Developing International Software, Part 1
Offered By: Microsoft via edX
Course Description
Overview
Developing software for one market, and shipping it internationally with a few tweaks is simply impossible. Learn how to create “world-ready” software from expert programmers who have developed international software for some of the world’s most successful companies.
Developing international software involves far more than translating the User Interface. You must sharpen your business acumen to determine whether shipping software to a specific market is even worth the effort. You must deepen your knowledge of cultural differences so you don’t include a feature, visual, or turn of phrase that offends potential customers. You must understand that differences in language affect input methods, sorting orders, text layout, fonts, and dialog box sizes, and that countries use different currency symbols, number formats, keyboard layouts, and measurement systems--and you should internalize all of this before you write a single line of code.
In this era of rapid development and intense competition, it is tempting to focus on what’s “most important” first, leaving the rest for later; but waiting until the end of the software development cycle to start thinking about markets outside of your own is a strategy that can result in delays or embarrassing failures, costing you time and money, alienating potential customers, and damaging your brand.
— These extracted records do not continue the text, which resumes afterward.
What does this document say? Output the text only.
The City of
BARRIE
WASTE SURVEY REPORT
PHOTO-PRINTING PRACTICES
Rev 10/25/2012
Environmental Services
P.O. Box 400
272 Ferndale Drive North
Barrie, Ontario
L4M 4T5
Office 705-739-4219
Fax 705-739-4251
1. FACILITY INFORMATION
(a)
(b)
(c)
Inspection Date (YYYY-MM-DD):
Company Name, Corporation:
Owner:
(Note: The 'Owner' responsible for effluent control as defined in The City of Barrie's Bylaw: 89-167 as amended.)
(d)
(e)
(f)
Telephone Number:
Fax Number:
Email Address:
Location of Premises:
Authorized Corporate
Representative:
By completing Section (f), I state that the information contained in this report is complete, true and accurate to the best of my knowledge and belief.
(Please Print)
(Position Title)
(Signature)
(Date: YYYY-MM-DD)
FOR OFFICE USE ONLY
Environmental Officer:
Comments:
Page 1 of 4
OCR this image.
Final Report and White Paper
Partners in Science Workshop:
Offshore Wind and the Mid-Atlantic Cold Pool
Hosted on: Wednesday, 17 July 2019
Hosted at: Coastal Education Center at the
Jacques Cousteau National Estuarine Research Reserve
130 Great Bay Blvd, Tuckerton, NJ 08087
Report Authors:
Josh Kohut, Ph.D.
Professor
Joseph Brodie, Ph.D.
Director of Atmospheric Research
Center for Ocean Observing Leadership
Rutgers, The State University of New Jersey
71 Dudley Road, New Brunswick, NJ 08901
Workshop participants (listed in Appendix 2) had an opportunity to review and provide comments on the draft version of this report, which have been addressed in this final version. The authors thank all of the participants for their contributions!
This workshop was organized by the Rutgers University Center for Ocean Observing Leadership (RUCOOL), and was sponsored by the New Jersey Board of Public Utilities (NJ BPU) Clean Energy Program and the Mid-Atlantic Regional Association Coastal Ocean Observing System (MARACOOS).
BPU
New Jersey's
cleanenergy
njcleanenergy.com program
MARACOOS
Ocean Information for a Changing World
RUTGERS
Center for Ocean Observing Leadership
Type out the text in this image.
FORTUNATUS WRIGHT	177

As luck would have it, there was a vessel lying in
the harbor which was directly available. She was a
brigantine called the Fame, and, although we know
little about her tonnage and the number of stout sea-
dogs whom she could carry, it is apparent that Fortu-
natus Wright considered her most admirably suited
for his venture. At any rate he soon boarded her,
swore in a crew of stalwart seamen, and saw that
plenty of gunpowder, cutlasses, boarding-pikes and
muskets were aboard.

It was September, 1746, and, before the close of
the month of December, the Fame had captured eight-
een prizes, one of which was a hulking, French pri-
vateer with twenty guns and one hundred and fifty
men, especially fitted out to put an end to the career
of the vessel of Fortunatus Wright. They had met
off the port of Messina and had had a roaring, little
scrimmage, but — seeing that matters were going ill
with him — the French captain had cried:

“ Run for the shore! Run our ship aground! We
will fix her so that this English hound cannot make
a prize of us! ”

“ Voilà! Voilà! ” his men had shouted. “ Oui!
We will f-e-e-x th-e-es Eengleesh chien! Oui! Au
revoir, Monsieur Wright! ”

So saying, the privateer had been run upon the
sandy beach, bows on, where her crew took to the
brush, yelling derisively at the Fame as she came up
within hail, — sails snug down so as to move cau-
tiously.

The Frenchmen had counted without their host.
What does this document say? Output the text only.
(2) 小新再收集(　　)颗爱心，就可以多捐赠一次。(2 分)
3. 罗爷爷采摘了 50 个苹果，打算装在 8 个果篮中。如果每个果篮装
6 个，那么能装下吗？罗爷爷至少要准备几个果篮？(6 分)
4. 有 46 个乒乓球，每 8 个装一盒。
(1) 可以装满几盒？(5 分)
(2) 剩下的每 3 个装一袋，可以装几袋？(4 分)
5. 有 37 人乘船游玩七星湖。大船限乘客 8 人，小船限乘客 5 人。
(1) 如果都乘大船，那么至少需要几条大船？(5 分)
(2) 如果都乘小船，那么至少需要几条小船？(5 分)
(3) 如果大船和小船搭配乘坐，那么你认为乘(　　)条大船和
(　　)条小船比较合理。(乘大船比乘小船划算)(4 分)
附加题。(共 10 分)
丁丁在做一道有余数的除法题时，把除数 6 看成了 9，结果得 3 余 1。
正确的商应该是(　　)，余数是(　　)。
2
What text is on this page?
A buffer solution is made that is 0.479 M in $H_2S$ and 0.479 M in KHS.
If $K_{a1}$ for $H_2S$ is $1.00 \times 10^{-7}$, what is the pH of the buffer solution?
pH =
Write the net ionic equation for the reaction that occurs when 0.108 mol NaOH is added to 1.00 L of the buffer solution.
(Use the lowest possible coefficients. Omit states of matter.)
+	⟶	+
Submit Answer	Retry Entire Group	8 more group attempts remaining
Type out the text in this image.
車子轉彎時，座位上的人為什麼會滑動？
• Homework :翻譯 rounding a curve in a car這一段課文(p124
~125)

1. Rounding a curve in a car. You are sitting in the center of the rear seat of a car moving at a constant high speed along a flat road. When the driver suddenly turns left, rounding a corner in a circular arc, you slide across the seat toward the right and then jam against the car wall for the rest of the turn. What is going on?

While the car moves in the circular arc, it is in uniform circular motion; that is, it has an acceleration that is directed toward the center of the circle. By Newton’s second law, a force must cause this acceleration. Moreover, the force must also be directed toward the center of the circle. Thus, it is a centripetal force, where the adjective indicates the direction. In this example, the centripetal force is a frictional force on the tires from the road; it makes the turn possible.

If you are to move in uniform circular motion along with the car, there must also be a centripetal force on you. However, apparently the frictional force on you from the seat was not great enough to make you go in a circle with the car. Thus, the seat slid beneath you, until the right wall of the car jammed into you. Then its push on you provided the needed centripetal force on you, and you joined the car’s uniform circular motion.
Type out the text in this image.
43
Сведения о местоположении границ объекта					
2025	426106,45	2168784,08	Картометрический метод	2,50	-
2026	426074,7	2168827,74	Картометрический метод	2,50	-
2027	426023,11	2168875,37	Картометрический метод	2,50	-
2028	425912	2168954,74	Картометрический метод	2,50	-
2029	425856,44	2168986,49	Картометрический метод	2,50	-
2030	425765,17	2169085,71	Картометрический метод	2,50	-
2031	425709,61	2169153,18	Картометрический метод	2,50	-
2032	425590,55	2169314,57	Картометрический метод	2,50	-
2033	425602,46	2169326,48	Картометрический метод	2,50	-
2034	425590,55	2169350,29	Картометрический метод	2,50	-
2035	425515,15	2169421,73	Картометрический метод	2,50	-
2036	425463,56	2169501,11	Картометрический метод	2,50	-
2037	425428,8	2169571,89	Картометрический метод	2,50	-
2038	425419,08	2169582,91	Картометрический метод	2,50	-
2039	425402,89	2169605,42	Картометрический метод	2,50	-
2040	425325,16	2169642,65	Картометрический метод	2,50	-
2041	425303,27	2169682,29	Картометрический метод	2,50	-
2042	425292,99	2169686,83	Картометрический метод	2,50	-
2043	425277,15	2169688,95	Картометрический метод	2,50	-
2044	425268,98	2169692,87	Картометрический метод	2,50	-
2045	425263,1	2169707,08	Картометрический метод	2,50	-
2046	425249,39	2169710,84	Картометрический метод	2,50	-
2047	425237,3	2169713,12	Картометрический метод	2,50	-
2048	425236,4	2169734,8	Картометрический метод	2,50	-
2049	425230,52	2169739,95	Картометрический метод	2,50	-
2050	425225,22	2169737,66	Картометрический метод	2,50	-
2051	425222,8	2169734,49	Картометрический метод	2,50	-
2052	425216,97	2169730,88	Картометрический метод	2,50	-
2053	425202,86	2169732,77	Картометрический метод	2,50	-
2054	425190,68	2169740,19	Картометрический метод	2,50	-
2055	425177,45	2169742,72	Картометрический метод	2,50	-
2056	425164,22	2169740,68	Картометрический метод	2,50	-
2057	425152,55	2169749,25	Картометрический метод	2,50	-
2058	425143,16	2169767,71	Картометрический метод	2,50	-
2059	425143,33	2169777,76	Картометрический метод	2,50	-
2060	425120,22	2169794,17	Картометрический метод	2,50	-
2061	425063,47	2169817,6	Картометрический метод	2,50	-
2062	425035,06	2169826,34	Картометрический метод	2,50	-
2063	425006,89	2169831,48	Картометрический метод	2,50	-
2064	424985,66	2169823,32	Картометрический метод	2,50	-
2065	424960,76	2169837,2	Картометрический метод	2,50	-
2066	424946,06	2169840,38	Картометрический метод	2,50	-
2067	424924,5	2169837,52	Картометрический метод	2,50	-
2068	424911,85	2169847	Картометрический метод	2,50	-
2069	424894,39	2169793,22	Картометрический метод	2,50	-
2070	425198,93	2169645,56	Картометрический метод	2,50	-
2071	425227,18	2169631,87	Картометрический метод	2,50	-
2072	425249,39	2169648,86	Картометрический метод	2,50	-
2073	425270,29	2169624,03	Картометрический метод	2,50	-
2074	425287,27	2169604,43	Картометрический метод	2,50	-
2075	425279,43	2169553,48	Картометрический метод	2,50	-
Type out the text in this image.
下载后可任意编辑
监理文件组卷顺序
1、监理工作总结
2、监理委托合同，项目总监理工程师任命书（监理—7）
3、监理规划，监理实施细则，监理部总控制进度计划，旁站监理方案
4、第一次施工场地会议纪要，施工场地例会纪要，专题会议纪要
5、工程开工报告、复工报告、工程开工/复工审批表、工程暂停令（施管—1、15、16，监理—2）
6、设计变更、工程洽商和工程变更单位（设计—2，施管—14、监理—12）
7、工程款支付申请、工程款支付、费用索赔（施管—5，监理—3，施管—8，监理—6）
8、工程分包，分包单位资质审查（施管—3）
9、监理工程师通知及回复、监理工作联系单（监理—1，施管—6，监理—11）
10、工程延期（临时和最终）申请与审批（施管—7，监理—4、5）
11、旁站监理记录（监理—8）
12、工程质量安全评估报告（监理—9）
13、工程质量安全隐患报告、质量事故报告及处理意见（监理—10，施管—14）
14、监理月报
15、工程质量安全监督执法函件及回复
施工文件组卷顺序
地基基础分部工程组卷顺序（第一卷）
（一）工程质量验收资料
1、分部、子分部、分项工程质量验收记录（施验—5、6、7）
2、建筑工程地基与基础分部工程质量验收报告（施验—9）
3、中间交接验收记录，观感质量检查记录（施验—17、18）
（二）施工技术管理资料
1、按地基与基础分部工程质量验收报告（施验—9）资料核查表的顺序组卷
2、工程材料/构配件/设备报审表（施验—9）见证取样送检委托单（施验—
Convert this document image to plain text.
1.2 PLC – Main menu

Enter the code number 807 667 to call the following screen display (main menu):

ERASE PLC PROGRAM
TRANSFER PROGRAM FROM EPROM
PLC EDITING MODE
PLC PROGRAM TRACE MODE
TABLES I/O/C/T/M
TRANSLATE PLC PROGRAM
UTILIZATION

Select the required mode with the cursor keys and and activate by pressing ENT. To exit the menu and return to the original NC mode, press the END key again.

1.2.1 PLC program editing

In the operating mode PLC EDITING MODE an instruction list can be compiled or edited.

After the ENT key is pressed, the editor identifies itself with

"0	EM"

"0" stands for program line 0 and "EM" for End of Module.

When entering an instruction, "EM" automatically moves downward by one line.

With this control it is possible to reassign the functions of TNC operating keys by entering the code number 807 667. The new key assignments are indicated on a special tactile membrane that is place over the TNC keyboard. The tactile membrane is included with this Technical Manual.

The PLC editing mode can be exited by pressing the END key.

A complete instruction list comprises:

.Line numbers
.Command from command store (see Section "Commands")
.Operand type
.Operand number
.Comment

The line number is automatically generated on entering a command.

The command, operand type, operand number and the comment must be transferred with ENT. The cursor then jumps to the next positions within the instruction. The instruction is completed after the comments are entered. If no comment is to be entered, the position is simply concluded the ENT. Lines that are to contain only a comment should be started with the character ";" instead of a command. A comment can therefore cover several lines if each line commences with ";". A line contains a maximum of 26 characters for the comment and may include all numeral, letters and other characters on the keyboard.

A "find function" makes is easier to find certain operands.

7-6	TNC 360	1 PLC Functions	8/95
In this course, programmers who have developed international software for some of the world’s most successful companies will teach you the secrets to creating a “world-ready” software design and codebase that will make shipping software to markets around the world a smoother, less expensive, and less time-consuming process. The course has three discrete sections: business considerations, design, and development.
No previous programming knowledge is necessary for Part 1. Parts 2 and 3 require an understanding of basic coding techniques.